In Python, nothing needs to be shipped across the network.
Also, Python sets are intersected internally with C.
- Josiah
> --
> You received this message because you are subscribed to the Google Groups "Redis DB" group.
> To post to this group, send email to redi...@googlegroups.com.
> To unsubscribe from this group, send email to redis-db+u...@googlegroups.com.

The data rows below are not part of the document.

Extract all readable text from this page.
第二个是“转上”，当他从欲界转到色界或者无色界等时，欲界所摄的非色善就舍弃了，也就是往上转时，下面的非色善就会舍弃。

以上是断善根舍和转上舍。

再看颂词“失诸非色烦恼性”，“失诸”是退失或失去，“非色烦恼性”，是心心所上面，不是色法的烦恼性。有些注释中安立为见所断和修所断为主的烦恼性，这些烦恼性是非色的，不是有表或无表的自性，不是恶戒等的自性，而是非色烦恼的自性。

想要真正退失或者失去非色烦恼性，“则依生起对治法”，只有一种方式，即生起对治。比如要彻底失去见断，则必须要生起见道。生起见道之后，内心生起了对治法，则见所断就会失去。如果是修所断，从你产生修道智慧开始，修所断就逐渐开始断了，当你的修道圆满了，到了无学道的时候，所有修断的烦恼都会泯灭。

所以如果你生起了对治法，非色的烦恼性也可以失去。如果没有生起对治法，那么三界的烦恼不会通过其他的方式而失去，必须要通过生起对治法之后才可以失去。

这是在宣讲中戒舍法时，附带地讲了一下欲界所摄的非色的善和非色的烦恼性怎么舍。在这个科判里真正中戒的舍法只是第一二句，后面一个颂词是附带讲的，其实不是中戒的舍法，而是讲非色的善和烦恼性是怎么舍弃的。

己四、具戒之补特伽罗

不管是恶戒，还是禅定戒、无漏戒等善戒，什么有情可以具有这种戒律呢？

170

> For more options, visit this group at http://groups.google.com/group/redis-db?hl=en.
>
>
I would say I would have more or less expected such numbers given the
overhead that using Redis comes with.
Cheers,
Pieter
Redis' set intersection is pretty reasonable in terms of operations:
1. order the sets by size
2. for each element in the smallest set, verify that it is in all other sets
Python's set intersection works the same way (on 2 sets), but I think
it wins because of the various tuning parameters developed over the
years (because the hashes on which they are based are such a core
structure for the language): open addressed hash for less code during
intersections, the probe sequence for sequential numbers in a
sufficiently-sized hash results in 0 collisions, the hash itself is
smaller (due to no value pointers) for less cache pressure, ...
Overall, for single-processor systems, the worst-case performance for
hash-based intersections is O(nk) where n is the size of the smallest
set, and k is the number of sets. For single-processor systems,
tree-based intersections won't actually help you, because instead of
O(1) lookups, you either get O(log(n)) lookups (naively), or best-case
scenario with finger-trees is you get the same O(nk) overall
performance as set-based intersections.
The parallel algorithm you linked to for treaps is very interesting,
but Redis is single-threaded, not an EREW PRAM machine. Incidentally,
the use of a treap in their algorithm is somewhat inconsequential;
with O(p*k*log(n)) work in advance on sorted arrays (B+Trees can be
used equivalently if you want trees), you can get O(nk/p) performance
for EREW PRAM.
Treaps are a great structure to learn about; I've got a Python
implementation that doesn't actually use extra memory for the
priority. Sadly, I've never had a need to use it.
- Josiah